Winterson explained that he had spent all of 1961 abroad, and so had been out of touch. “What happened while I was catching up on what Paris and Rome were doing I have no idea. She could have been having her fling with the Assistant Commissioner of Sanitation for all I know. Hamlet was the lucky man in 1962, when I got back. And since then...” Winterson paused.
The silence spread like ink. Dane was looking as if he were about to throw up. Ashton McKell looked deathly ill. All this, then, was new to both of them, Ellery thought. As for Judy, she was grasping the arms of her chair as if they were the rails of a chute-the-chutes car at the top of the trestle.
“I suppose I ought to have realized that, sooner or later, Sheila Grey would come to a nasty end,” Winterson said finally. “And yet... she was so utterly charming when she was in love. She needed love. It was the fuel, I think, that made her go, that and her career... God, what a waste. She had the world at her feet.”

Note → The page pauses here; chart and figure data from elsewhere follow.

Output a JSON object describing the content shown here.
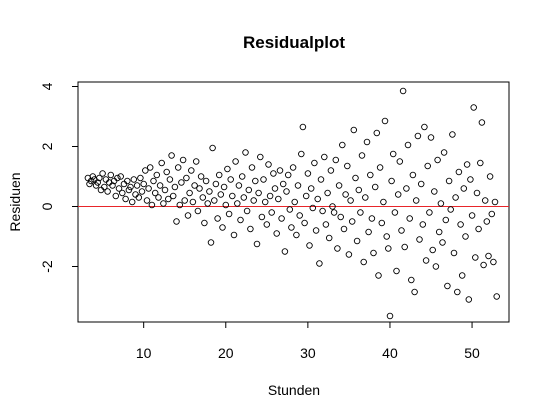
{
  "chart_data": {
    "type": "scatter",
    "title": "Residualplot",
    "xlabel": "Stunden",
    "ylabel": "Residuen",
    "xlim": [
      2.0,
      54.5
    ],
    "ylim": [
      -3.85,
      4.15
    ],
    "x_ticks": [
      10,
      20,
      30,
      40,
      50
    ],
    "y_ticks": [
      -2,
      0,
      2,
      4
    ],
    "x_tick_labels": [
      "10",
      "20",
      "30",
      "40",
      "50"
    ],
    "y_tick_labels": [
      "-2",
      "0",
      "2",
      "4"
    ],
    "grid": false,
    "legend": "none",
    "reference_line": {
      "y": 0,
      "color": "#e8252a"
    },
    "marker": {
      "shape": "open-circle",
      "color": "#000000"
    },
    "points": [
      [
        3.2,
        0.95
      ],
      [
        3.4,
        0.75
      ],
      [
        3.6,
        0.85
      ],
      [
        3.8,
        1.0
      ],
      [
        4.0,
        0.9
      ],
      [
        4.2,
        0.7
      ],
      [
        4.4,
        0.8
      ],
      [
        4.6,
        0.95
      ],
      [
        4.8,
        0.55
      ],
      [
        5.0,
        1.1
      ],
      [
        5.2,
        0.65
      ],
      [
        5.4,
        0.9
      ],
      [
        5.6,
        0.5
      ],
      [
        5.8,
        0.8
      ],
      [
        6.0,
        1.05
      ],
      [
        6.2,
        0.7
      ],
      [
        6.4,
        0.85
      ],
      [
        6.6,
        0.35
      ],
      [
        6.8,
        0.95
      ],
      [
        7.0,
        0.6
      ],
      [
        7.2,
        1.0
      ],
      [
        7.4,
        0.45
      ],
      [
        7.6,
        0.75
      ],
      [
        7.8,
        0.25
      ],
      [
        8.0,
        0.85
      ],
      [
        8.2,
        0.55
      ],
      [
        8.4,
        0.65
      ],
      [
        8.6,
        0.15
      ],
      [
        8.8,
        0.9
      ],
      [
        9.0,
        0.4
      ],
      [
        9.2,
        0.7
      ],
      [
        9.4,
        0.3
      ],
      [
        9.6,
        0.95
      ],
      [
        9.8,
        0.5
      ],
      [
        10.0,
        0.75
      ],
      [
        10.2,
        1.2
      ],
      [
        10.4,
        0.2
      ],
      [
        10.6,
        0.6
      ],
      [
        10.8,
        1.3
      ],
      [
        11.0,
        0.05
      ],
      [
        11.2,
        0.85
      ],
      [
        11.4,
        0.45
      ],
      [
        11.6,
        1.05
      ],
      [
        11.8,
        0.3
      ],
      [
        12.0,
        0.7
      ],
      [
        12.2,
        1.45
      ],
      [
        12.4,
        0.1
      ],
      [
        12.6,
        0.55
      ],
      [
        12.8,
        1.15
      ],
      [
        13.0,
        0.25
      ],
      [
        13.2,
        0.9
      ],
      [
        13.4,
        1.7
      ],
      [
        13.6,
        0.35
      ],
      [
        13.8,
        0.65
      ],
      [
        14.0,
        -0.5
      ],
      [
        14.2,
        1.3
      ],
      [
        14.4,
        0.05
      ],
      [
        14.6,
        0.8
      ],
      [
        14.8,
        1.55
      ],
      [
        15.0,
        0.2
      ],
      [
        15.2,
        0.95
      ],
      [
        15.4,
        -0.3
      ],
      [
        15.6,
        0.45
      ],
      [
        15.8,
        1.2
      ],
      [
        16.0,
        0.15
      ],
      [
        16.2,
        0.7
      ],
      [
        16.4,
        1.5
      ],
      [
        16.6,
        -0.15
      ],
      [
        16.8,
        0.6
      ],
      [
        17.0,
        1.0
      ],
      [
        17.2,
        0.3
      ],
      [
        17.4,
        -0.55
      ],
      [
        17.6,
        0.85
      ],
      [
        17.8,
        0.1
      ],
      [
        18.0,
        0.5
      ],
      [
        18.2,
        -1.2
      ],
      [
        18.4,
        1.95
      ],
      [
        18.6,
        0.2
      ],
      [
        18.8,
        0.75
      ],
      [
        19.0,
        -0.4
      ],
      [
        19.2,
        1.05
      ],
      [
        19.4,
        0.4
      ],
      [
        19.6,
        -0.7
      ],
      [
        19.8,
        0.65
      ],
      [
        20.0,
        0.05
      ],
      [
        20.2,
        1.25
      ],
      [
        20.4,
        -0.25
      ],
      [
        20.6,
        0.9
      ],
      [
        20.8,
        0.35
      ],
      [
        21.0,
        -0.95
      ],
      [
        21.2,
        1.5
      ],
      [
        21.4,
        0.1
      ],
      [
        21.6,
        0.7
      ],
      [
        21.8,
        -0.45
      ],
      [
        22.0,
        1.0
      ],
      [
        22.2,
        0.3
      ],
      [
        22.4,
        1.8
      ],
      [
        22.6,
        -0.15
      ],
      [
        22.8,
        0.55
      ],
      [
        23.0,
        -0.75
      ],
      [
        23.2,
        1.3
      ],
      [
        23.4,
        0.2
      ],
      [
        23.6,
        0.85
      ],
      [
        23.8,
        -1.25
      ],
      [
        24.0,
        0.45
      ],
      [
        24.2,
        1.65
      ],
      [
        24.4,
        -0.35
      ],
      [
        24.6,
        0.9
      ],
      [
        24.8,
        0.15
      ],
      [
        25.0,
        -0.6
      ],
      [
        25.2,
        1.4
      ],
      [
        25.4,
        0.35
      ],
      [
        25.6,
        -0.2
      ],
      [
        25.8,
        1.1
      ],
      [
        26.0,
        0.6
      ],
      [
        26.2,
        -0.9
      ],
      [
        26.4,
        0.25
      ],
      [
        26.6,
        1.2
      ],
      [
        26.8,
        -0.4
      ],
      [
        27.0,
        0.75
      ],
      [
        27.2,
        -1.5
      ],
      [
        27.4,
        0.5
      ],
      [
        27.6,
        1.05
      ],
      [
        27.8,
        -0.1
      ],
      [
        28.0,
        -0.7
      ],
      [
        28.2,
        1.3
      ],
      [
        28.4,
        0.15
      ],
      [
        28.6,
        -0.95
      ],
      [
        28.8,
        0.7
      ],
      [
        29.0,
        -0.3
      ],
      [
        29.2,
        1.75
      ],
      [
        29.4,
        2.65
      ],
      [
        29.6,
        -0.55
      ],
      [
        29.8,
        0.35
      ],
      [
        30.0,
        1.1
      ],
      [
        30.2,
        -1.3
      ],
      [
        30.4,
        0.6
      ],
      [
        30.6,
        -0.05
      ],
      [
        30.8,
        1.45
      ],
      [
        31.0,
        -0.8
      ],
      [
        31.2,
        0.25
      ],
      [
        31.4,
        -1.9
      ],
      [
        31.6,
        0.9
      ],
      [
        31.8,
        -0.15
      ],
      [
        32.0,
        1.65
      ],
      [
        32.2,
        -0.6
      ],
      [
        32.4,
        0.45
      ],
      [
        32.6,
        -1.05
      ],
      [
        32.8,
        1.2
      ],
      [
        33.0,
        0.0
      ],
      [
        33.2,
        -0.2
      ],
      [
        33.4,
        1.55
      ],
      [
        33.6,
        -1.4
      ],
      [
        33.8,
        0.7
      ],
      [
        34.0,
        -0.35
      ],
      [
        34.2,
        2.05
      ],
      [
        34.4,
        -0.75
      ],
      [
        34.6,
        0.4
      ],
      [
        34.8,
        1.35
      ],
      [
        35.0,
        -1.6
      ],
      [
        35.2,
        0.2
      ],
      [
        35.4,
        -0.5
      ],
      [
        35.6,
        2.55
      ],
      [
        35.8,
        0.95
      ],
      [
        36.0,
        -1.15
      ],
      [
        36.2,
        0.55
      ],
      [
        36.4,
        -0.2
      ],
      [
        36.6,
        1.7
      ],
      [
        36.8,
        -1.85
      ],
      [
        37.0,
        0.3
      ],
      [
        37.2,
        2.15
      ],
      [
        37.4,
        -0.85
      ],
      [
        37.6,
        1.05
      ],
      [
        37.8,
        -0.4
      ],
      [
        38.0,
        -1.55
      ],
      [
        38.2,
        0.65
      ],
      [
        38.4,
        2.45
      ],
      [
        38.6,
        -2.3
      ],
      [
        38.8,
        1.3
      ],
      [
        39.0,
        -0.55
      ],
      [
        39.2,
        0.15
      ],
      [
        39.4,
        2.85
      ],
      [
        39.6,
        -1.0
      ],
      [
        39.8,
        -1.4
      ],
      [
        40.0,
        -3.65
      ],
      [
        40.2,
        0.85
      ],
      [
        40.4,
        1.75
      ],
      [
        40.6,
        -0.2
      ],
      [
        40.8,
        -2.15
      ],
      [
        41.0,
        0.4
      ],
      [
        41.2,
        1.5
      ],
      [
        41.4,
        -0.8
      ],
      [
        41.6,
        3.85
      ],
      [
        41.8,
        -1.35
      ],
      [
        42.0,
        0.6
      ],
      [
        42.2,
        2.05
      ],
      [
        42.4,
        -0.4
      ],
      [
        42.6,
        -2.45
      ],
      [
        42.8,
        1.05
      ],
      [
        43.0,
        -2.85
      ],
      [
        43.2,
        0.2
      ],
      [
        43.4,
        2.35
      ],
      [
        43.6,
        -1.1
      ],
      [
        43.8,
        0.75
      ],
      [
        44.0,
        -0.6
      ],
      [
        44.2,
        2.65
      ],
      [
        44.4,
        -1.8
      ],
      [
        44.6,
        1.35
      ],
      [
        44.8,
        -0.2
      ],
      [
        45.0,
        2.3
      ],
      [
        45.2,
        -1.45
      ],
      [
        45.4,
        0.5
      ],
      [
        45.6,
        -2.0
      ],
      [
        45.8,
        1.55
      ],
      [
        46.0,
        -0.85
      ],
      [
        46.2,
        0.1
      ],
      [
        46.4,
        -1.2
      ],
      [
        46.6,
        1.8
      ],
      [
        46.8,
        -0.45
      ],
      [
        47.0,
        -2.65
      ],
      [
        47.2,
        0.85
      ],
      [
        47.4,
        -0.1
      ],
      [
        47.6,
        2.4
      ],
      [
        47.8,
        -1.55
      ],
      [
        48.0,
        0.3
      ],
      [
        48.2,
        -2.85
      ],
      [
        48.4,
        1.15
      ],
      [
        48.6,
        -0.6
      ],
      [
        48.8,
        -2.3
      ],
      [
        49.0,
        0.6
      ],
      [
        49.2,
        -1.0
      ],
      [
        49.4,
        1.4
      ],
      [
        49.6,
        -3.1
      ],
      [
        49.8,
        0.9
      ],
      [
        50.0,
        -0.3
      ],
      [
        50.2,
        3.3
      ],
      [
        50.4,
        -1.7
      ],
      [
        50.6,
        0.45
      ],
      [
        50.8,
        -0.75
      ],
      [
        51.0,
        1.45
      ],
      [
        51.2,
        2.8
      ],
      [
        51.4,
        -1.95
      ],
      [
        51.6,
        0.2
      ],
      [
        51.8,
        -0.5
      ],
      [
        52.0,
        -1.65
      ],
      [
        52.2,
        1.0
      ],
      [
        52.4,
        -0.25
      ],
      [
        52.6,
        -1.85
      ],
      [
        52.8,
        0.15
      ],
      [
        53.0,
        -3.0
      ]
    ]
  }
}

Suddenly he was no longer a ridiculous little frou-frou of a man with a caved-in head. His face was the mask of tragedy. Ellery thought: He’s still in love with her.
Winterson jumped to his feet. “If there’s anything else I can tell you, here’s my card. By all means call on me. Goodbye, Miss Walsh, Mr. McKell.” To Dane he said, “I wish you all the luck.”
Ashton said, “My car—”
“Thank you, but I believe I’ll walk for a bit.” And, nodding all around, his smile perfunctory, he darted from the hospital room, leaving the memory of his twisted face and the sluggish overhang of his Turkish tobacco.
“And that was something Mr. Winterson had to get out of his system,” Ellery remarked. “I wonder how many years he’s unconsciously hunted for the opportunity.”
“He was disgusting.” Judy made a face.
“It was also a rich vein, and we mustn’t let it go untapped. I’ll have to depend on one or all of you to be my eyes, ears, and legs.”
“Tell us what you want done, Mr. Queen,” said the elder McKell.
“I want all four of the men Elisha Winterson named to be checked for alibis for the night of September 14th. No, not four — five. Winterson, too. Yes, begin with Winterson. Then Foster, then” — he glanced at his notes — “Hurt, then Van Vester, then Odonnell.”
Dane was already helping Judy into her coat.
“I’ll get on it right away, Mr. Queen,” Ashton McKell said. “Hire some Pinkerton people — a squad of them, if necessary.”